Do we still have a "local clubs" thread on here?
Quote from: xccam on 15 February 2015, 01:38:09 AM
My first experience with wargaming was nowhere near as impressive as some of the stories told by you guys. 2004, year 7 after school in a history classroom playing warhammer 40k on some tables pushed together with books as hills and no other terrain.
With such little terrain anyone not playing a shooty army was pretty much obliterated.
Now I'm at university slowly painting up figures for a napoleonics army for whom I have no opposing army myself, and I know nobody to oppose it. I have no terrain. One day though... The army will see battle!
Whereabouts are you?
Quote from: Hertsblue on 16 February 2015, 12:32:45 PM
Have you tried looking around for a club? Most clubs I know are desperate for new members. The local library usually has a directory of local clubs.
I will do when my army is ready to play battles.
Quote from: Fenton on 16 February 2015, 01:34:38 PM
Whereabouts are you?
At uni, Canterbury, at home, Farnborough.
Dahn Sarff den. Should have gone to Liverpool Uni. The Liverpool club has lots of scenery.

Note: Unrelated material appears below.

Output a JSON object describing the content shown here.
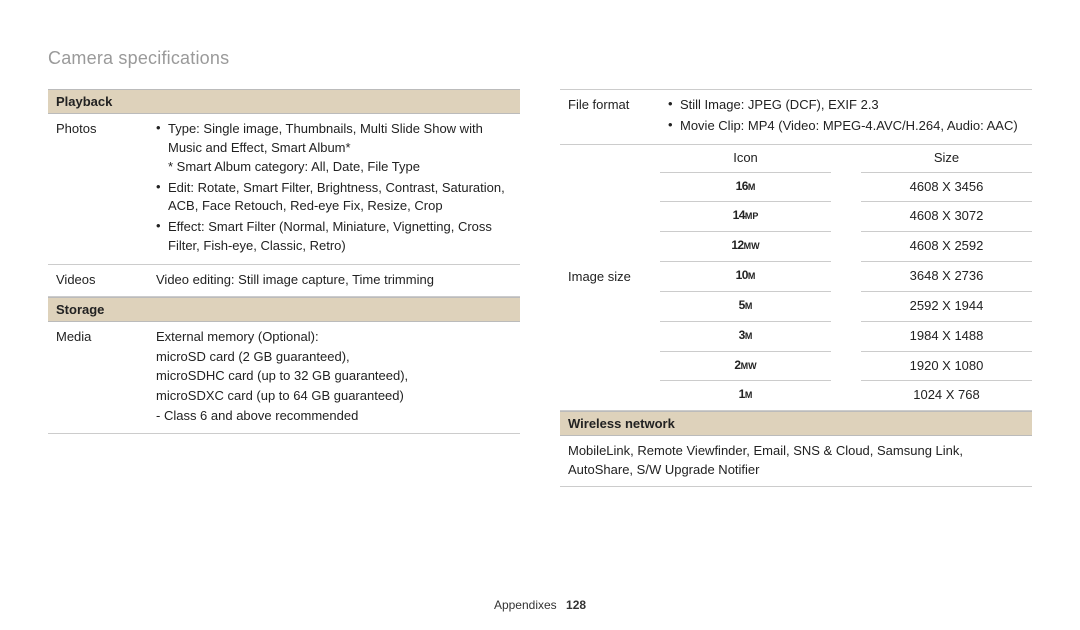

So am I the only one who saw the thread title and had a very different sort of "Fondly remembering a teenage scenario" in mind?
(A purely fictional one of course - didn't actually talk to girls as a teenager)
Anyhow for me it was old WW2 Airfix rules, blanket on the floor and the old plastic tanks / soldiers - happy days
Quote from: Vamboozle on 16 February 2015, 09:43:35 PM
So am I the only one who saw the thread title and had a very different sort of "Fondly remembering a teenage scenario" in mind?
No* (and I am sure there are others). But isn't it telling that we chose to fondly recall wargaming memories?
* and she was a cracker. Phwaw!
Quote from: Westmarcher on 18 February 2015, 09:41:15 AM
No* (and I am sure there are others). But isn't it telling that we chose to fondly recall wargaming memories?
* and she was a cracker. Phwaw!
They're the only ones we
can share ;)
Bad luck old chap. As a 14 year old a double love bite from a set of twins is a scenario I shall never forget.
It's probably then wearing a polo neck jumper in the middle of summer for the next five days that you remember most :)
Tried to convince everyone I had been experimenting with shaving.